Вполне возможно, что поэтизируемый, но не романтизируемый опыт бедности может открыть для нас новые текстуальные медиумы. Сейчас же мы пользуемся языком теории и науки: например пишем «мы», непонятно кого имея в виду. Дистанцируемся от предмета исследований, выбирая привычные инструменты; ходим по проторенным дорожкам, собирая остатки плодов обглоданных деревьев. Не сворачиваем, конечно, потому как лес темен. В лесу еще нет опыта, в лесу нет свидетелей, то есть поход туда становится самоценным. Самоценным является и быт нерепрезентируемых классов. Самоценность в данном случае — умение уважать свою бытность, а уважающий свою бытность, в свою очередь, всегда обладатель высокой агентности. Единственное, на что я могу рассчитывать в данной ситуации, — принять тот факт, что мне всегда чего-то будет не хватать, но я не стану ни с кем соревноваться в творении себя, ведь в этом деле я одинок.
Примечания:
1. Здесь я бы хотел привести в пример кажущийся мне уместным отрывок из Фредерика Джеймисона, который сравнивает теорию Шкловского и теорию Брехта. Обе они носят одноименное название остранение или verfremdung на немецком: [«Оригинальность теории Брехта состоит в том, что ею по-новому преодолевается оппозиция социального и метафизического, которая помещается в совершенно иную перспективу. По Брехту, различие между вещами и человеческой реальностью, между природой и произведенными продуктами или социальными институтами не является первичным, первично же, скорее, различие между статическим и динамическим, между тем, что воспринимается как неизменное, вечное, не имеющее истории, и тем, что воспринимается как меняющееся во времени и существенно историческое. Привычка заставляет нас верить в вечность настоящего, укрепляет чувство, что вещи и события, среди которых мы живем, являются в некотором смысле «естественными», а значит постоянными.
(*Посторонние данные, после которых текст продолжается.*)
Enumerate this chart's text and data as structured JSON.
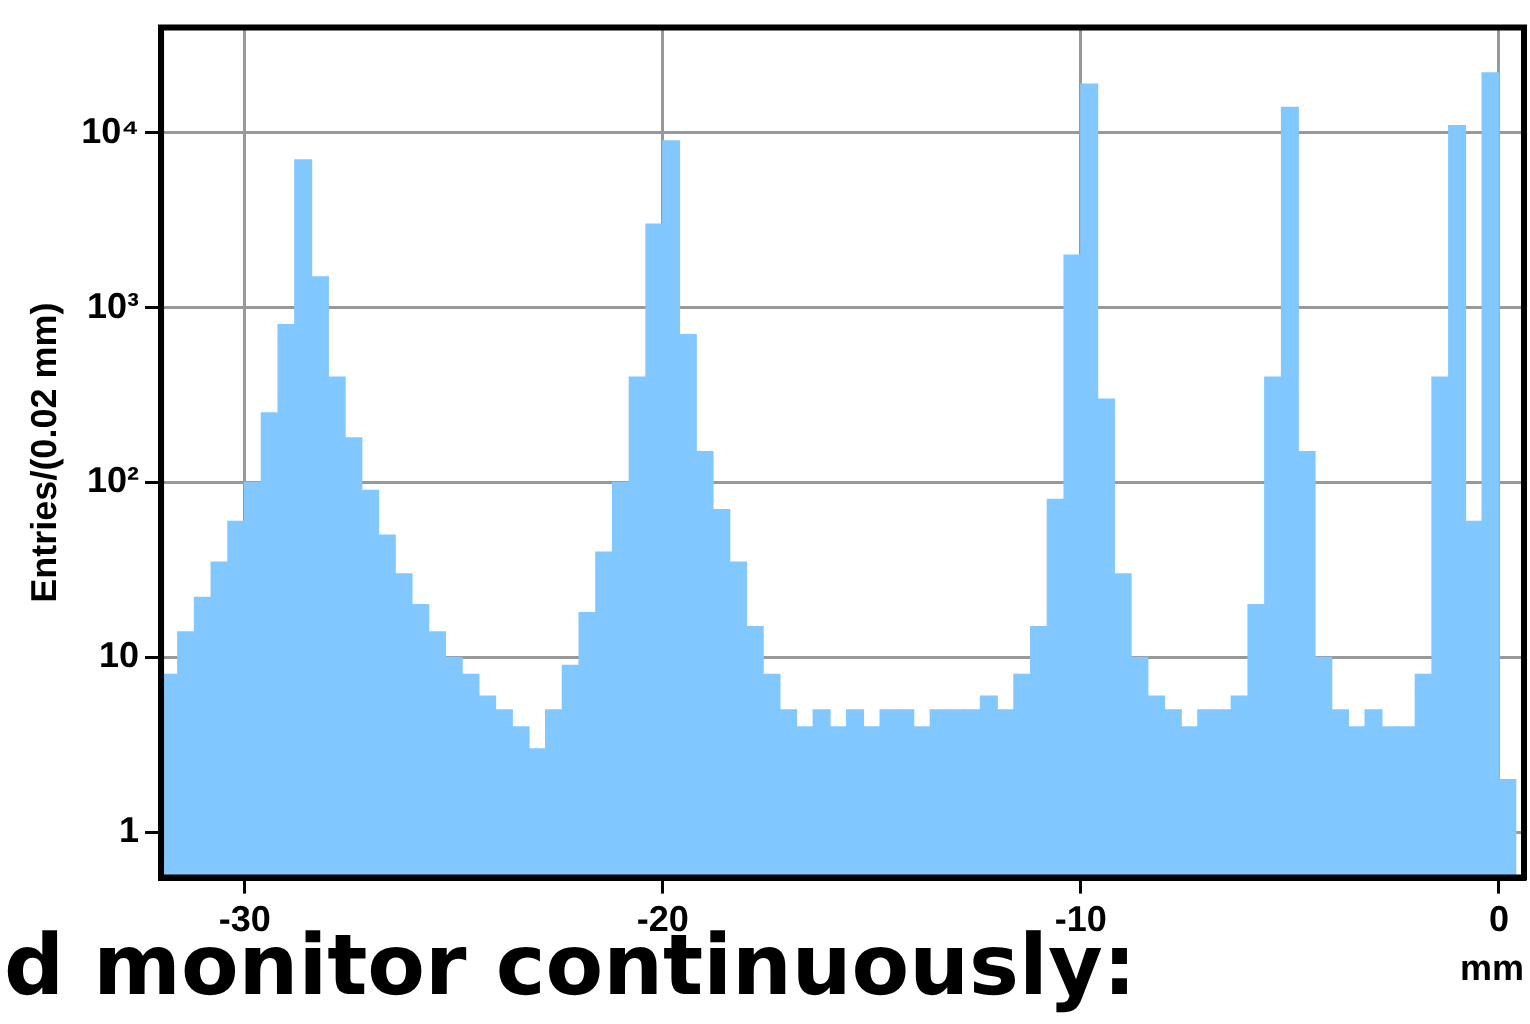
{
  "chart_data": {
    "type": "histogram",
    "xlabel": "mm",
    "ylabel": "Entries/(0.02 mm)",
    "bins": [
      -32,
      -31.6,
      -31.2,
      -30.8,
      -30.4,
      -30,
      -29.6,
      -29.2,
      -28.8,
      -28.4,
      -28,
      -27.6,
      -27.2,
      -26.8,
      -26.4,
      -26,
      -25.6,
      -25.2,
      -24.8,
      -24.4,
      -24,
      -23.6,
      -23.2,
      -22.8,
      -22.4,
      -22,
      -21.6,
      -21.2,
      -20.8,
      -20.4,
      -20,
      -19.6,
      -19.2,
      -18.8,
      -18.4,
      -18,
      -17.6,
      -17.2,
      -16.8,
      -16.4,
      -16,
      -15.6,
      -15.2,
      -14.8,
      -14.4,
      -14,
      -13.6,
      -13.2,
      -12.8,
      -12.4,
      -12,
      -11.6,
      -11.2,
      -10.8,
      -10.4,
      -10,
      -9.6,
      -9.2,
      -8.8,
      -8.4,
      -8,
      -7.6,
      -7.2,
      -6.8,
      -6.4,
      -6,
      -5.6,
      -5.2,
      -4.8,
      -4.4,
      -4,
      -3.6,
      -3.2,
      -2.8,
      -2.4,
      -2,
      -1.6,
      -1.2,
      -0.8,
      -0.4,
      0,
      0.4
    ],
    "values": [
      8,
      14,
      22,
      35,
      60,
      100,
      250,
      800,
      7000,
      1500,
      400,
      180,
      90,
      50,
      30,
      20,
      14,
      10,
      8,
      6,
      5,
      4,
      3,
      5,
      9,
      18,
      40,
      100,
      400,
      3000,
      9000,
      700,
      150,
      70,
      35,
      15,
      8,
      5,
      4,
      5,
      4,
      5,
      4,
      5,
      5,
      4,
      5,
      5,
      5,
      6,
      5,
      8,
      15,
      80,
      2000,
      19000,
      300,
      30,
      10,
      6,
      5,
      4,
      5,
      5,
      6,
      20,
      400,
      14000,
      150,
      10,
      5,
      4,
      5,
      4,
      4,
      8,
      400,
      11000,
      60,
      22000,
      2
    ],
    "color": "#80c8ff",
    "xlim": [
      -32,
      0.6
    ],
    "xticks": [
      -30,
      -20,
      -10,
      0
    ],
    "ylim": [
      0.55,
      40000
    ],
    "yticks": [
      1,
      10,
      {
        "value": 100,
        "label": "10²"
      },
      {
        "value": 1000,
        "label": "10³"
      },
      {
        "value": 10000,
        "label": "10⁴"
      }
    ],
    "log": "y",
    "grid": true,
    "annotations": [
      "d monitor continuously:"
    ]
  }
}
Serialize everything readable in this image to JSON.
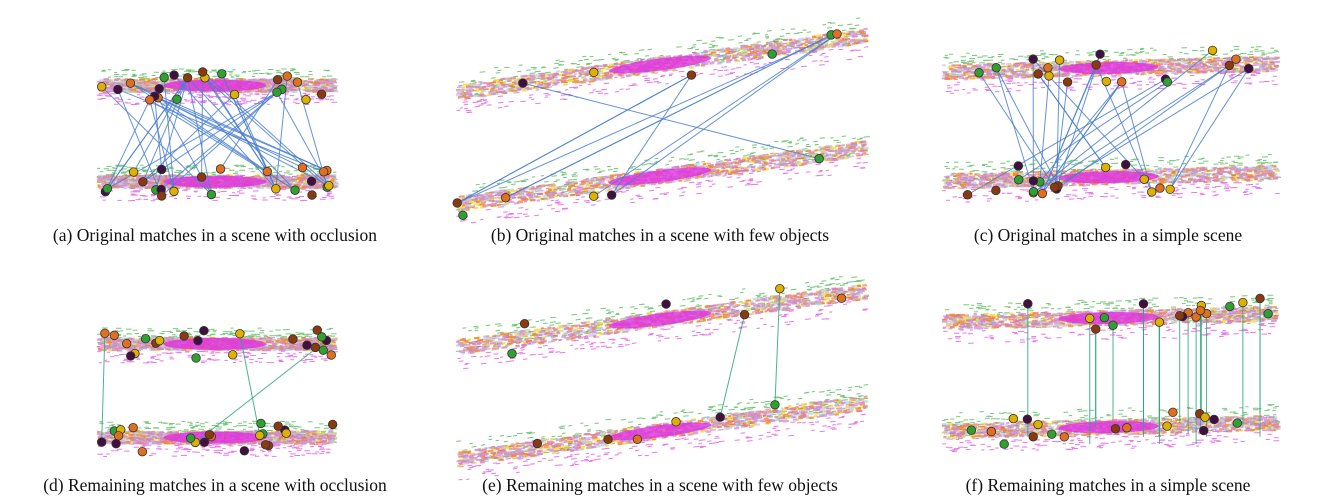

Цель брехтовского эффекта остранения является, следовательно, политической в самом полном смысле слова; он — неустанно повторяет Брехт — должен заставить вас понять, что предметы и институты, которые вы считали естественными, на самом деле суть только исторические: будучи результатом изменения, они и сами отныне становятся изменяемыми»]. Джеймисон Ф. Марксизм и интерпретация культуры / пер. И. Борисовой. Москва; Екатеринбург: Кабинетный ученый, 2014. С. 80. (работа «Проект формалистов»).
2. [«С упадком эпистемологии, однако, различие между рациональным и иррациональным, когнитивным и эмоциональным модусами речи уже не кажется таким абсолютным, как прежде. Феноменология, как и вышедший из нее экзистенциализм, отбрасывает это различие как искусственную перегородку и берет своим отправным пунктом именно понятие акта сознания, в терминах которого и эмоции, и идеи суть формы бытия-в-мире. Фактически, экзистенциализм склоняется, можно сказать, скорее к эмоции и чувству (Stimmung (нем. «настроению») у Хайдеггера) как конкретному опыту, нежели к абстракции чистого знания. Таким образом, если предшествующая эпистемологическая философия по инерции признает первенство знания и относит другие модусы сознания к уровням эмоционального, магического и иррационального, то феноменологическая мысль существенно тяготеет к их воссоединению в более широком единстве бытия-в-мире (Хайдеггер) или восприятия (Мерло-Понти)»]. Джеймисон Ф. Марксизм и интерпретация культуры / пер. И. Борисовой. Москва; Екатеринбург: Кабинетный ученый, 2014. С. 73. (работа «Проект формалистов»).
3. «Амбиция» понимается здесь, как возможность посягнуть на реализовавшуюся возможность другого, так как амбиция всегда устремлена в реально воплощаемое и имеет перед собой осуществляемый пример.